Voilà, c’est la fin des romans de Pearl Buck que je m’étais promis de lire. Il ressort de ces histoires le récit d’un monde en pleine transformation : la culture traditionnelle (et figée) faite du respect absolu des aînés, des mariages arrangés, d’une vie toute tracée dès la naissance, est largement remise en question par les jeunes, sans doute sous l’influence occidentale, présente dans les villes de la côte. Le monde paysan est lui aussi remis en cause, avec sa pauvreté sans espoir, la dureté de son travail, le paiement des taxes aux propriétaires, etc… Les rumeurs de révolution, d’un monde nouveau et plus juste courent à travers les campagnes. Enfin, l’occupation japonaise est décrite comme assez terrible, de véritables tyrans, méprisant, haïssant et exploitant les chinois (ce qui d’ailleurs facilitera le sentiment nationaliste de cet immense pays). On ne peut que regretter que Pearl Buck n’ait pas écrit sur la révolution communiste de Mao, mais elle était déjà rentrée aux États-Unis à ce moment de l’histoire…

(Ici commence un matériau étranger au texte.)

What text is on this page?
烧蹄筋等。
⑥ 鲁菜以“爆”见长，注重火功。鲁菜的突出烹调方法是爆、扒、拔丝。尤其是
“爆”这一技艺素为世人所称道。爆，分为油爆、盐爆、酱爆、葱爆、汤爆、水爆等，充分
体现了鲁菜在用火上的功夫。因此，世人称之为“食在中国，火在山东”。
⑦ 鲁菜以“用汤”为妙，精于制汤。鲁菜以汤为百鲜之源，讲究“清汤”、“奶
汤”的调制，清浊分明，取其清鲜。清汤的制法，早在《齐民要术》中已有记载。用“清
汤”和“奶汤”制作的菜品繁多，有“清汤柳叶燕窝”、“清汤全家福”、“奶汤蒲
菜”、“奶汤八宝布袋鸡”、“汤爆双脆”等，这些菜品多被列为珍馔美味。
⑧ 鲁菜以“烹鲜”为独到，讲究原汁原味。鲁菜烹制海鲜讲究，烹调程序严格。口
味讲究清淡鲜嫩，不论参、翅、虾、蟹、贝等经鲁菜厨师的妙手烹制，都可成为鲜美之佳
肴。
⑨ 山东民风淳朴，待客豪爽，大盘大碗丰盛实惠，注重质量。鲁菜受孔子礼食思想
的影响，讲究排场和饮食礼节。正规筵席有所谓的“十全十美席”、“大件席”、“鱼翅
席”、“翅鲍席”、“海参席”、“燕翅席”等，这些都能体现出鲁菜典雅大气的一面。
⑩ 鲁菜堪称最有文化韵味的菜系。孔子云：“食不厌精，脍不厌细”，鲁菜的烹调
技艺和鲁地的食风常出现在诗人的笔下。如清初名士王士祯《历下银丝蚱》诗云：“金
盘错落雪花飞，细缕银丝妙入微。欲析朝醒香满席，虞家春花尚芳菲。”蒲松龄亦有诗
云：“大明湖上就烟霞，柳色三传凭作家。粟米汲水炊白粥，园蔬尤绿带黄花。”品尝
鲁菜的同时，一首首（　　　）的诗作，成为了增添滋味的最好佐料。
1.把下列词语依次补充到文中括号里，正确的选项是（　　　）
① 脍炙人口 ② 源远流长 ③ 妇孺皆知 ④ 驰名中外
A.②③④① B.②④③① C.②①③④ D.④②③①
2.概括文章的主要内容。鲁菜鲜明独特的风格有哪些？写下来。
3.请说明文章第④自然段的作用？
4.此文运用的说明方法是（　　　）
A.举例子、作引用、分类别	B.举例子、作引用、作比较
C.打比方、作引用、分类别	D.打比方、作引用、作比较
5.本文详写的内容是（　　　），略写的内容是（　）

Pearl Buck (1892-1973) est une femme de lettres américaine et a obtenu le prix Nobel de littérature en 1938. Elle n’a que 3 mois quand ses parents missionnaires partent pour la Chine, et parlera chinois avant l’américain. Ce n’est qu’à 17 ans qu’elle revient aux États-Unis suivre ses études universitaires, avant de vite retourner Chine où elle épousera un missionnaire agronome, dont elle divorcera peu après être revenue aux États-Unis en 1933. Première femme lauréate du prix Pulitzer qu’elle obtient en 1932. Elle adoptera sept enfants et aura combattu toute sa vie les injustices, défendu les minorités ainsi que les droits des femmes.